The Bench Book for New York State Judges Pertaining to the Discovery of Electronically Stored Information is a reference guide prepared for New York judges by the NYS working group on electronic discovery. There's a good chance that a New York judge will review this resource prior to ruling on ESI issues.
In New York, these are some key rules that cover the electronic discovery process:
1. Commercial Division Rule 1 requires that attorneys know about their client's tech systems or bring an expert who is to the preliminary conference.
2. Commercial Division Rule 8(b) directs the parties to meet and confer on ESI issues before the preliminary conference.
3. Commercial Division Rule 11-b addresses privilege logs.
4. Commercial Division Rule 11-c covers discovery from non-parties.
5. CPLR 3120 form of production
6. CPLR 3102 authorize pre-commencement discovery in bringing an action or preserving information.
7. CPLR 3126 concerns sanctions for the spoliation of ESI.
The Bench Book cites VOOM HD Holdings LLC v EchoStar Satellite LLC, 93 AD3d 33, 41 (1st Dept 2012), with respect to when a litigation hold is necessary, "once a party reasonably anticipates litigation, it must suspend its routine document retention/destruction policy and put in place a litigation hold to ensure the preservation of relevant documents." It notes that CPLR 3102 can be used to preserve ESI of a party or non-party. It also cites VOOM with respect to self-collection of ESI, "where a party is a large company, it is insufficient, in implementing such a litigation hold, to vest total discretion in the employee to search and select what the employee deems relevant without the guidance and supervision of counsel."
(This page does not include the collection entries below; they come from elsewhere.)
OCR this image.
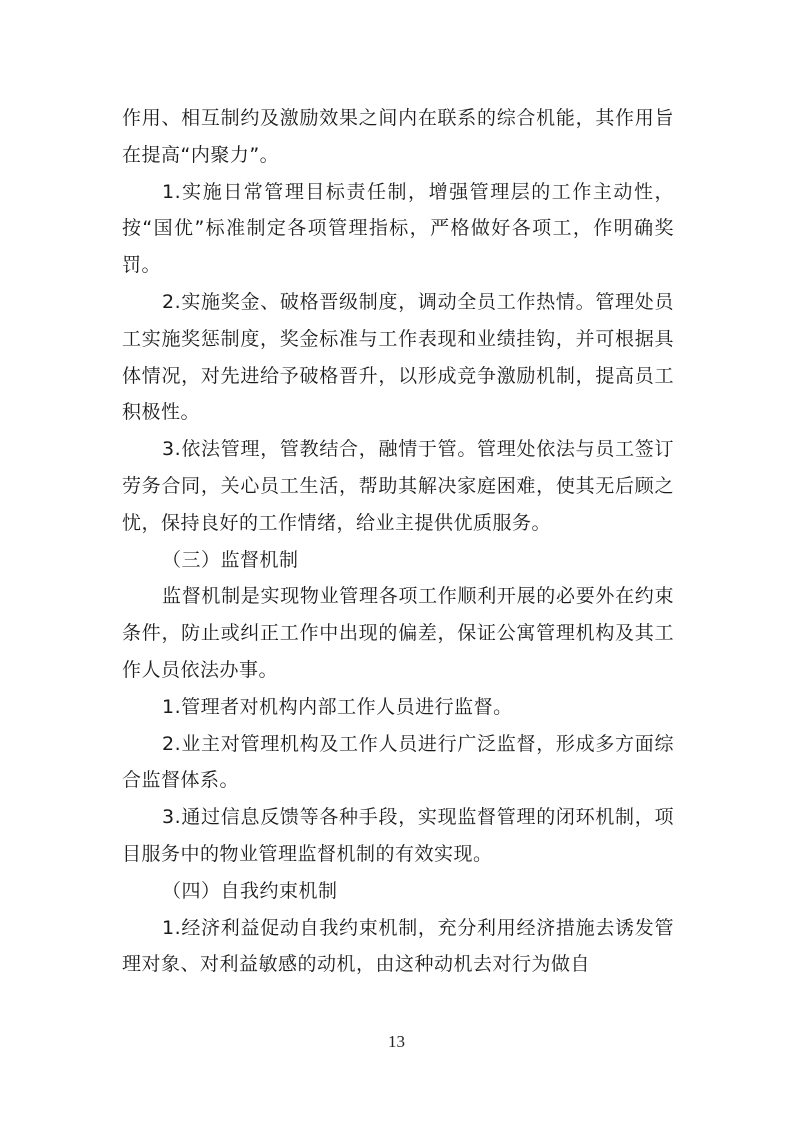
作用、相互制约及激励效果之间内在联系的综合机能，其作用旨在提高“内聚力”。

1.实施日常管理目标责任制，增强管理层的工作主动性，按“国优”标准制定各项管理指标，严格做好各项工，作明确奖罚。

2.实施奖金、破格晋级制度，调动全员工作热情。管理处员工实施奖惩制度，奖金标准与工作表现和业绩挂钩，并可根据具体情况，对先进给予破格晋升，以形成竞争激励机制，提高员工积极性。

3.依法管理，管教结合，融情于管。管理处依法与员工签订劳务合同，关心员工生活，帮助其解决家庭困难，使其无后顾之忧，保持良好的工作情绪，给业主提供优质服务。

（三）监督机制

监督机制是实现物业管理各项工作顺利开展的必要外在约束条件，防止或纠正工作中出现的偏差，保证公寓管理机构及其工作人员依法办事。

1.管理者对机构内部工作人员进行监督。

2.业主对管理机构及工作人员进行广泛监督，形成多方面综合监督体系。

3.通过信息反馈等各种手段，实现监督管理的闭环机制，项目服务中的物业管理监督机制的有效实现。

（四）自我约束机制

1.经济利益促动自我约束机制，充分利用经济措施去诱发管理对象、对利益敏感的动机，由这种动机去对行为做自

13
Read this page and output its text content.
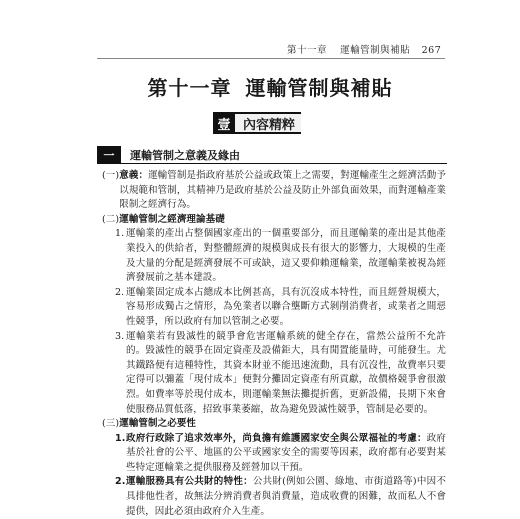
第十一章 運輸管制與補貼 267
第十一章 運輸管制與補貼
壹 內容精粹
一	運輸管制之意義及緣由
(一) 意義：運輸管制是指政府基於公益或政策上之需要，對運輸產生之經濟活動予以規範和管制，其精神乃是政府基於公益及防止外部負面效果，而對運輸產業限制之經濟行為。
(二) 運輸管制之經濟理論基礎
1. 運輸業的產出占整個國家產出的一個重要部分，而且運輸業的產出是其他產業投入的供給者，對整體經濟的規模與成長有很大的影響力，大規模的生產及大量的分配是經濟發展不可或缺，這又要仰賴運輸業，故運輸業被視為經濟發展前之基本建設。
2. 運輸業固定成本占總成本比例甚高，具有沉沒成本特性，而且經營規模大，容易形成獨占之情形，為免業者以聯合壟斷方式剝削消費者，或業者之間惡性競爭，所以政府有加以管制之必要。
3. 運輸業若有毀滅性的競爭會危害運輸系統的健全存在，當然公益所不允許的。毀滅性的競爭在固定資產及設備鉅大，具有閒置能量時，可能發生。尤其鐵路便有這種特性，其資本財並不能迅速流動，具有沉沒性，故費率只要定得可以彌蓋「現付成本」便對分攤固定資產有所貢獻，故價格競爭會很激烈。如費率等於現付成本，則運輸業無法攤提折舊，更新設備，長期下來會使服務品質低落，招致事業萎縮，故為避免毀滅性競爭，管制是必要的。
(三) 運輸管制之必要性
1. 政府行政除了追求效率外，尚負擔有維護國家安全與公眾福祉的考慮：政府基於社會的公平、地區的公平或國家安全的需要等因素，政府都有必要對某些特定運輸業之提供服務及經營加以干預。
2. 運輸服務具有公共財的特性：公共財(例如公園、綠地、市街道路等)中因不具排他性者，故無法分辨消費者與消費量，造成收費的困難，故而私人不會提供，因此必須由政府介入生產。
The Bench Book notes that in issuing a preservation order the court should not only consider ESI types, production formats, and the cost of discovery, but also the extent to which preservation will 'interfere with the ordinary course of the responding party's business operations.'
The Bench Book cites U.S. Bank N.A. v GreenPoint Mtge. Funding, Inc., 94 AD3d 58, 62 (1st Dept 2012), as the controlling authority for the position that it's the responding party that bears the cost for searching for, retrieving, and producing ESI. It notes that the courts have discretion under CPLR 3103 and 3104 to allocate the costs of production and lists the 8 factor cost shifting test of Rowe v. William Morris, and 7 factor cost shifting test of Zubulake v. UBS Warburg .
Rule 11-b's preference for the categorical logging of privileged documents, as opposed to document-by-document logging is emphasized. The court states that the in camera review of disputed privileged documents can be submitted to a referee under CPLR 3104. It approves the use of clawback and quick peek agreements.
Under CPLR 3126, if a party refuses a court order to disclose ESI the following sanctions may be ordered:
1. issues to which the information pertains are resolved in favor of the party getting the order for the ESI.
2. a preclusion of evidence order.
3. striking out parts of pleadings or issuing a default judgment.
The Bench Book notes that spoliation sanctions aren't limited to instances in which the offending party takes willful action, but may include circumstances where it was merely negligent.
The section on social media notes that courts prohibit fishing expeditions into accounts on sites like Facebook and Twitter and requests for data require a 'factual predicate'. Courts are not bound by the privacy settings of a user of such social media sites.
An appendix to the Bench Book provides summaries of key rulings in New York State on ESI issues.